Welcome to the second edition of Tingog sa Komunidad (translated by community ovices)! It is an inter-agency community feedback platform that shares views gathered from communities affected by Typhoon Rai, locally known as Odette.
In February, the Philippines Humanitarian Country Team (HCT) Community Engagement Community of Practice deployed Tingog sa Komunidad, supported by its many members as well as private sector partners currently responding to Ty Rai. Tingog sa Komunidad facilitates dialogues between disaster-affected people and government as well as humanitarian partners aimed at supporting the effective delivery of assistance. Tingog sa Komunidad captures key data and information gathered during community consultations, including focus group discussions (FGDs), key informant interviews (KIIs), and other assessments that are conducted collectively by government and humanitarian responders .
This edition of Tingog sa Komunidad presents the priority needs of affected communities three months after the disaster.
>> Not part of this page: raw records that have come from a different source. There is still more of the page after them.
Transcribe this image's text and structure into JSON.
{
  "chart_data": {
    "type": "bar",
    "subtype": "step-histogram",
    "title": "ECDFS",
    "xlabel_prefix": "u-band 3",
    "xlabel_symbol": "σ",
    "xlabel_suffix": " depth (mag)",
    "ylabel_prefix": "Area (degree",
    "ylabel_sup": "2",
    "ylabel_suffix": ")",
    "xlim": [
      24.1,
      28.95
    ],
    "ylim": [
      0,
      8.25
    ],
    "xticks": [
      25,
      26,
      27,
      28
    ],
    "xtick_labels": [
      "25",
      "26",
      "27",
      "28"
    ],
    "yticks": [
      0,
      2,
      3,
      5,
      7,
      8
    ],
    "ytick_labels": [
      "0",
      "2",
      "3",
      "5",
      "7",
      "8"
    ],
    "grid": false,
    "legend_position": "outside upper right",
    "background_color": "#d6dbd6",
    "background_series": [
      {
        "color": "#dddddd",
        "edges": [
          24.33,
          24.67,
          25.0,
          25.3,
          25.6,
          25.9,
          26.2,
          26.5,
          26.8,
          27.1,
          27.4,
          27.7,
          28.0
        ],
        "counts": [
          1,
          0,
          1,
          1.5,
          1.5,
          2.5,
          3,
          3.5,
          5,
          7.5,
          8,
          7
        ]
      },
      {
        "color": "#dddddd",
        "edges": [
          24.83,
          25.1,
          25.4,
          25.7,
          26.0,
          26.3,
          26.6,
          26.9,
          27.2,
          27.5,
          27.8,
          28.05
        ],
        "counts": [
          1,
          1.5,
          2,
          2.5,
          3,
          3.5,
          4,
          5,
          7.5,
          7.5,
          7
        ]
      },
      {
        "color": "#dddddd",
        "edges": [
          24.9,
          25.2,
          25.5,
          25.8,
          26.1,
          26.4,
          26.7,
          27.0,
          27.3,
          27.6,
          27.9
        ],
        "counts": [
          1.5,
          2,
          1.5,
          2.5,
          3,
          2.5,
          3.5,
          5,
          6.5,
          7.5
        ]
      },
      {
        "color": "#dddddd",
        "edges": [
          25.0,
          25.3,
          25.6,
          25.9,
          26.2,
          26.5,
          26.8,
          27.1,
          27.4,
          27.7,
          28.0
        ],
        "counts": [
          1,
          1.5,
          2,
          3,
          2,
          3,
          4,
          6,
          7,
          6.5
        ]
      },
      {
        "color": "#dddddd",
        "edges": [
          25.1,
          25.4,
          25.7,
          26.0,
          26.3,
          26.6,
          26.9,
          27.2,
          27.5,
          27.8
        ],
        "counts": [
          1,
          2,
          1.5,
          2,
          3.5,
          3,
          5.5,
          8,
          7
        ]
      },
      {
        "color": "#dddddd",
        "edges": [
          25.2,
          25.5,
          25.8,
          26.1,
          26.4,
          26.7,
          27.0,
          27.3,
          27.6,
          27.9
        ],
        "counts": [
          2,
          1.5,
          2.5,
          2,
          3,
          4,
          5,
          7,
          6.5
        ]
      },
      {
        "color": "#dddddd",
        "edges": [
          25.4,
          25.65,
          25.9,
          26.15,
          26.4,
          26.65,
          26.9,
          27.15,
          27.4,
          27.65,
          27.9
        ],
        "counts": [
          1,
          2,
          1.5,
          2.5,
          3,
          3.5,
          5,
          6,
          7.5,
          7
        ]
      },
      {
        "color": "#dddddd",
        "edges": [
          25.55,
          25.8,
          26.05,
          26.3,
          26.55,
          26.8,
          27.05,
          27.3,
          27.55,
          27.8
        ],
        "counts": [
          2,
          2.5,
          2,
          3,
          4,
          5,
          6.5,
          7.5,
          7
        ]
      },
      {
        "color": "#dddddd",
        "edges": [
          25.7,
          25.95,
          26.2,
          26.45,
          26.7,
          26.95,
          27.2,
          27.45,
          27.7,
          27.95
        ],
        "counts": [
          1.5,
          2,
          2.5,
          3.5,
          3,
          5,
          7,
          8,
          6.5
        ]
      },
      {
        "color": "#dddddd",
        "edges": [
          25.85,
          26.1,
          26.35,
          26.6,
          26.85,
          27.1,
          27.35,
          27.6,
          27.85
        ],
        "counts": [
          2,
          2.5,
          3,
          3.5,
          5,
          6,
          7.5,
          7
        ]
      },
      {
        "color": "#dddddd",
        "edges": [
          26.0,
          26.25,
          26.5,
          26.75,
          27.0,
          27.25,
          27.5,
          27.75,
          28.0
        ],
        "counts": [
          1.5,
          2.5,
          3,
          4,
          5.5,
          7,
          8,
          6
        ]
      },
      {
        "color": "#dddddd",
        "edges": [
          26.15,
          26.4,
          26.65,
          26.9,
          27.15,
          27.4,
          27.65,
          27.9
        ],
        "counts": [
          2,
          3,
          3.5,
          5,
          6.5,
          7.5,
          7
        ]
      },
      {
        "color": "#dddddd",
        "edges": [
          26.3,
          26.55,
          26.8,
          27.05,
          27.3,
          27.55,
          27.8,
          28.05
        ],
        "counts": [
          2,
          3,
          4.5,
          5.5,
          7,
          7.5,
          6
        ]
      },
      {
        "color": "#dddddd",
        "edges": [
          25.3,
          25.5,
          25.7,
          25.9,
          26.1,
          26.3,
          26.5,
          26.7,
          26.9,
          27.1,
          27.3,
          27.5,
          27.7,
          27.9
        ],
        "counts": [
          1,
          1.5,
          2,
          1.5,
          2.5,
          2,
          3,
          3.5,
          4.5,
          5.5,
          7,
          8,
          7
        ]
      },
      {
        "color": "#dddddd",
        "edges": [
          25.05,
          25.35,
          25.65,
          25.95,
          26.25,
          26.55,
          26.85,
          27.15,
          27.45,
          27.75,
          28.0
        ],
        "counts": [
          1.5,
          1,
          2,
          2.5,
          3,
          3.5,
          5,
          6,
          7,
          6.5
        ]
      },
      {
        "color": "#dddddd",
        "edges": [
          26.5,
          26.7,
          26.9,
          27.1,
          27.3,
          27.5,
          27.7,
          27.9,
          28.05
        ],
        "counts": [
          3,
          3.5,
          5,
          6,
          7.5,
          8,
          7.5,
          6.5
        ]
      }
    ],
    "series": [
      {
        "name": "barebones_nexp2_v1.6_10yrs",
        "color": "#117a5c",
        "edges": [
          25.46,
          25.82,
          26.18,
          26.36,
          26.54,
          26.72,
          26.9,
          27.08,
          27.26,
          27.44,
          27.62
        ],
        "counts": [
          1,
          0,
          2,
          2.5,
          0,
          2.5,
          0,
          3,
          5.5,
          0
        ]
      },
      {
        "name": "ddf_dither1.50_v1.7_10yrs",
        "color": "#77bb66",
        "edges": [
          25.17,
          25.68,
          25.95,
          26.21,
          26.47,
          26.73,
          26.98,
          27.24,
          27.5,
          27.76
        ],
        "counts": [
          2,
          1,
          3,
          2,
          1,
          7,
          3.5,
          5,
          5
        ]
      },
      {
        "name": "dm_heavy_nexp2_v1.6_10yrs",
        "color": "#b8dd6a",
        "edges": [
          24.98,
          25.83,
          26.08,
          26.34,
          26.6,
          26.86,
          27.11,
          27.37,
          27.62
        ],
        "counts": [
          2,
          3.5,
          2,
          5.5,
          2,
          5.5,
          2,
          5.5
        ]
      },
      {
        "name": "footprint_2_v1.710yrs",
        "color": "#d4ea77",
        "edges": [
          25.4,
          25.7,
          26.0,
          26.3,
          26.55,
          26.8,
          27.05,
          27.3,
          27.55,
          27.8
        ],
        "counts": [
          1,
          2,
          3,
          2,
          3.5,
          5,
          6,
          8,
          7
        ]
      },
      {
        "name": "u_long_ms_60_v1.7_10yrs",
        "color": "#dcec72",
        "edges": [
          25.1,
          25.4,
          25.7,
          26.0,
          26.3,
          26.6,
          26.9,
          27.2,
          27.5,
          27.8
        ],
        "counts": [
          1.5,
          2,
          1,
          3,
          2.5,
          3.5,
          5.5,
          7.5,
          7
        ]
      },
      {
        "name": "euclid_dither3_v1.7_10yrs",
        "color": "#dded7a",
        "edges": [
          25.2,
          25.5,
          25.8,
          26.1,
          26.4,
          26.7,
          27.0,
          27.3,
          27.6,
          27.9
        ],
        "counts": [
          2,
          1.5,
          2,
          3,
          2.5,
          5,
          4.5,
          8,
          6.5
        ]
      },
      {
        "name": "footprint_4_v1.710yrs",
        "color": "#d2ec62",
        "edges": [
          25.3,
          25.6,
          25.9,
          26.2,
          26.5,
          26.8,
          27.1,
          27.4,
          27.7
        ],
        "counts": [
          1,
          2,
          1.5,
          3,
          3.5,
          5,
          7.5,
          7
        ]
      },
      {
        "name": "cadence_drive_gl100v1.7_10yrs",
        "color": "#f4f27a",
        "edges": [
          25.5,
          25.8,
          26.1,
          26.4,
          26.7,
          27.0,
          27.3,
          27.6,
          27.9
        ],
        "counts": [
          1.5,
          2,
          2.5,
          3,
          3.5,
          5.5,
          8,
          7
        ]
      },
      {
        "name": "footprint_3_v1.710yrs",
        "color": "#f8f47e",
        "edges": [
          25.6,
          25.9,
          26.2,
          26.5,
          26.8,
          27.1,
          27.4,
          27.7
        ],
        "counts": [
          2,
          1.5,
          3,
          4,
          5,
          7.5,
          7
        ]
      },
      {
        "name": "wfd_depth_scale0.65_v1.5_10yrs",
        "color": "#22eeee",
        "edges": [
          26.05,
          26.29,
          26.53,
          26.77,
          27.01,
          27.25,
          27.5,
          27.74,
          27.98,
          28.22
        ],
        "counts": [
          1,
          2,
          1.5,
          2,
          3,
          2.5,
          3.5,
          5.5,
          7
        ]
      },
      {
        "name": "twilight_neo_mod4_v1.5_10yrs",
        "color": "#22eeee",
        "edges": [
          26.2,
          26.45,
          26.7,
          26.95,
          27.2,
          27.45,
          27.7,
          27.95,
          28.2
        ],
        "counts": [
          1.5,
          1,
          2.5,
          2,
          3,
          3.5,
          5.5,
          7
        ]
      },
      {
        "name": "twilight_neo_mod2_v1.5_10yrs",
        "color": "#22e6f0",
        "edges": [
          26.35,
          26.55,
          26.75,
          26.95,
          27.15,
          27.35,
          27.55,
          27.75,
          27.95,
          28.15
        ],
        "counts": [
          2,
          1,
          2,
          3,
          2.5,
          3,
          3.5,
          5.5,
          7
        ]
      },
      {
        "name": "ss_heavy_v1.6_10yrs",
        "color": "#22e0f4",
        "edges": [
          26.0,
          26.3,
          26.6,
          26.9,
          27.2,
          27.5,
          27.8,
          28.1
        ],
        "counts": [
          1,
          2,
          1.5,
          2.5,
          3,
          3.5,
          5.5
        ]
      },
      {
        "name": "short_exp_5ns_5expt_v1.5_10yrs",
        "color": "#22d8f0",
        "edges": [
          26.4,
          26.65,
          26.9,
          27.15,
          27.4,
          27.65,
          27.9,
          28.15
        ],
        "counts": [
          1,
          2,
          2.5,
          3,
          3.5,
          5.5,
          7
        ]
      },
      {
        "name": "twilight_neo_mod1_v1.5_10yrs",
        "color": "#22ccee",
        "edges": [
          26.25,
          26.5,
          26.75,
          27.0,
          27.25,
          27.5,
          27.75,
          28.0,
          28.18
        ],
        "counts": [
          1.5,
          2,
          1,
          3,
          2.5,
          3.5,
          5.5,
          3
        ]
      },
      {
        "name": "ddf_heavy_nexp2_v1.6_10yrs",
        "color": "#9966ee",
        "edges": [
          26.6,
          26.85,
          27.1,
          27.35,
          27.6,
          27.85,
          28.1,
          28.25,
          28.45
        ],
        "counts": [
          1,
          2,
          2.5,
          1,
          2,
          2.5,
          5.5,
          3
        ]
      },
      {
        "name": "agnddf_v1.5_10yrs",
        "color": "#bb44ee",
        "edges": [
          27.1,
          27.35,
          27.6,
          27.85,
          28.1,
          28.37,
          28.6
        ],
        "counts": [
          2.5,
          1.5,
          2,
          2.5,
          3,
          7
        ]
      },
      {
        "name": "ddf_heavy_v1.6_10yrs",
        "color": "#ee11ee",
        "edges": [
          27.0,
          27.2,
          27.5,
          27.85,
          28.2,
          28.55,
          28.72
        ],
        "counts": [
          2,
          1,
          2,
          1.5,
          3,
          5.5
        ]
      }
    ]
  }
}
It reflects the views of the community on the assistance they have received as well as the collective efforts of the CoP to improve the response based on community voices.
Overview of Typhoon Rai (Odette)
It has been more than 100 days since Typhoon Rai (Odette) damaged 2.1 million homes and severely affected 11.9 million people. 21,000 people remain displaced in Region IV (MIMAROPA), Region VI (Western Visayas), Region VII (Central Visayas), Region VIII (Eastern Visayas), Region X (Northern Mindanao) and Region XIII (Caraga ), with 14,200 people still in 290 evacuation centers (CE) and 6,800 people outside evacuation centers staying with relatives or friends.
Typhoon Rai hit the Philippines just before Christmas as the country began to ease COVID-19 restrictions and families prepared to reunite after nearly two years of lockdown. It made landfall nine times from December 16 to 17 in seven provinces and five regions.
The humanitarian community launched the Humanitarian Needs and Priorities, a strategic response plan, was launched on December 24, 2021, a week immediately after the typhoon. It was updated in early 2022 and relaunched on February 2, 2022, prioritizing Regions VII[i], VIII and Caraga. Since then, the government and civil society have been working together to meet the immediate needs of those affected, through lifesaving and protection interventions.
On February 21, 2022, the government signaled its transition to early recovery when the National Disaster Risk Reduction Management Council (NDRRMC) issued Memorandum 28s. 2022 for deactivation of Typhoon Rai response clusters. The memorandum was issued in light of the decreasing number of displaced people, the closure of most evacuation centers and the reduced requests for assistance from the Regional Disaster Risk Reduction Management Councils (RDRRMC). ). On the other hand, humanitarian agencies have positioned themselves to continue to respond to the changing needs of those affected during this transition. Agencies have also focused on responding to pockets of humanitarian needs in priority areas of the PNH and beyond.